The MIPM program is a clear next-step. Being a critical and strategic thinker, I have outlined two primary objective-oriented paths with many levels of goals—one path academic, one career-oriented. I have taught myself the concept of how to pursue what I can when I can, and to merge these two paths whenever possible. The MIPM program would undoubtedly be one of those rare events where I can merge both paths. My long-term career objectives include the executive management of information assurance processes. Furthermore, I hope to advance my company, Sagawa LLC., which will build a network security appliance that utilizes Suricata, an intrusion detection and prevention system (IDPS) developed by the Open Information Security Foundation (OISF). OISF is funded by the Department of Homeland Security (DHS) and the Navy’s Space and Naval Warfare Systems Command (SPAWAR). I originally became interested in developing my skills in security information and event management (SIEM) using Suricata because of the DHS and Navy’s direct support for its development—supporting federal information assurance initiatives greatly appeals to me.
I have many hobbies. For entertainment (please keep in mind that I am an introvert), I study information philosophy and information systems theory, and have a general interest in complex systems theory and intelligence analysis. Also, I read a great deal of information-security related media. I contribute to the Crypto.is project (https://crypto.is/) by developing public-domain licensed standard operating procedures for installing and using open-source cryptographic communication tools. Additionally, I maintain two Tor (https://torproject.org/) exit routers. I have a keen interest in supporting international freedom of expression and the right to read (anti-censorship).

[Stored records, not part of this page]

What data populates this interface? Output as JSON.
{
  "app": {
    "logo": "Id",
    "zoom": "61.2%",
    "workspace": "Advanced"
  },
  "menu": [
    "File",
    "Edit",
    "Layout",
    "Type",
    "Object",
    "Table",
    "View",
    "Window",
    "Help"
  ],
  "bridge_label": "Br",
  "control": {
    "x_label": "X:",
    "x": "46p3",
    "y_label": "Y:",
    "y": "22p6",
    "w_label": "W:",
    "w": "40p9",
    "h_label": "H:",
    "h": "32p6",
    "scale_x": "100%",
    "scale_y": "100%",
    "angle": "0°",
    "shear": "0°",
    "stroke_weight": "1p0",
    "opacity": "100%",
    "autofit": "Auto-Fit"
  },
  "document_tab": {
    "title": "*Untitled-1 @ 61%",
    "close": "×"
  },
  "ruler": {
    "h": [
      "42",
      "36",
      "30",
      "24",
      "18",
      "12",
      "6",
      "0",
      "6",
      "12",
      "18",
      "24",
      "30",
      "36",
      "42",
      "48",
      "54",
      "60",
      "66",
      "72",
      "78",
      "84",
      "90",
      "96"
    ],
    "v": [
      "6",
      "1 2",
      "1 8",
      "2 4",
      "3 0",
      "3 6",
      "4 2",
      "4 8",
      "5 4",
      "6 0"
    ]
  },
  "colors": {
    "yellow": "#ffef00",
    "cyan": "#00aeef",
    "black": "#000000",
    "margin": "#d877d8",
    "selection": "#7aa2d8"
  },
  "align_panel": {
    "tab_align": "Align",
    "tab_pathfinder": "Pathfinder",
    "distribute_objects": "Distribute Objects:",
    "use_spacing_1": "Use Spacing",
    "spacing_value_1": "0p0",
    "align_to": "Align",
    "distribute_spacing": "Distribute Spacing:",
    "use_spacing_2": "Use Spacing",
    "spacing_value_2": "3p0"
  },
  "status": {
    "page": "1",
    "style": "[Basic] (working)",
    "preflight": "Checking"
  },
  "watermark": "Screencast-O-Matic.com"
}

Every single year of my formal education has been an outstanding challenge. The one exception was a single quarter spent with Dr. Barbara Endicott-Popovsky in the UW’s IMT 551. I was undoubtedly on the edge of my seat during every class because of my excitement concerning the course material. As a young child, I was diagnosed as both gifted and learning-disabled. Like many students with this “twice-exceptional” condition, I have dealt with an unnecessary amount of frustration coming from teachers and mentors. Elementary and middle school teachers repeatedly called me lazy. High school administrators told me not to pursue higher education. Toward the end of my undergraduate degree, my disabilities-support adviser declared me a failure and that I would only succeed in life as an entrepreneur. These once-frustrating set-backs have not overcome my tenacity.
Due to my academic history, you may not view me as an ideal candidate for a respected tier-one research institution. My twice-exceptional condition is rooted to a physical re-conditioning of my brain, and it forces me to assimilate and process information differently. For example, my team-lead at Big Fish Games told me that he values my feedback when problem-solving because I present unique, useful information. There is no doubt that I have academic weaknesses; however, my cognitive differences also give me uncharacteristic academic strengths. I passionately believe that my differences will aid the MIPM program for which I clearly see myself graduating successfully.